Why Did Leica Provide Free On-Lens IR Filters?
Why Did Leica Provide Free On-Lens IR Filters?
The real question is, which of the differences (beside obviously signal/noise and resolution) cannot be leveled out or reversed in PP? willie_901, how and under which circumstances are the differences in CFA response noticeable after PP? Not trying to be snarky, I really want to know.
It can be impossible to level out or reverse caused by differences in the IR filter layer and CFA filter frequency responses.
The issue is the photon count for each R,G and B photo sites affected by differences in the IR and, or CFA frequency responses.
Consider a set of R, G, and B photosites located at the center of each sensor assembly. The final electrical charge density for each of these three photo-diodes will depend on the the sum of the filters' frequency responses. If the green CFA has significant contributions from frequencies other than green, the photon count will be in error. It will be too high. Since the correct photon count is unknown, there is no way to compute a correction. For different scenes the errors will be different because each scene will have different levels of IR, R, G and B light at these three photosites.

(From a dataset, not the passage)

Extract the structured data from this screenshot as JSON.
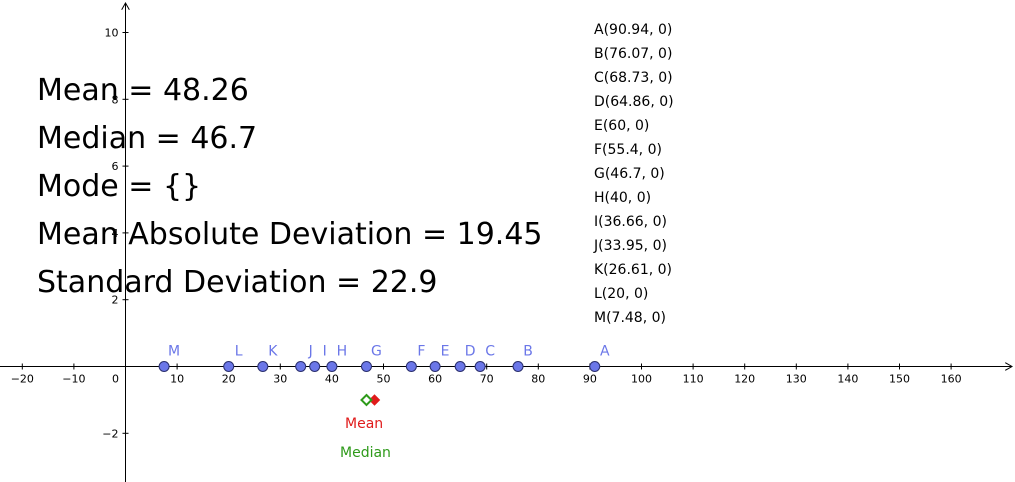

This is why the only complete solution to the original M8 IR contamination problem was to to supply free on-lens IR filters. The true, but unknown, amount of IR signal contamination for a given phototsite could not be computed because the spatial distribution of IR light when the shutter was open was unknowable. So, a PS Action or in-camera firmware solution was not possible.
It is true the demosaicking algorithms are designed to account for known CFA contamination effects (the overlap of R, G and B frequencies). The goal is for the demosaicking mathematical model to map onto to the data in a one-to-one fashion. When you have to correct for two different sensor assemblies the problem is complex.[1] Part of what you pay for when you license third-party raw rendering software is the R&D effort required to compute a demosaicking model that maps onto your camera's raw data.
For in-camera JPGs the issue of leveling or reversing rendering differences is moot. Besides potential in-camera demosaicking modeling differences, the JPEG compression destroys most of the original data required to level or reverse the differences.
[1] Leica deserves credit for absorbing the R&D costs required for the matching the original and replacement M9 sensor assemblies. Even so, the problem was simpler because only the IR layer filter response was different and the frequency response differences were mall and well known.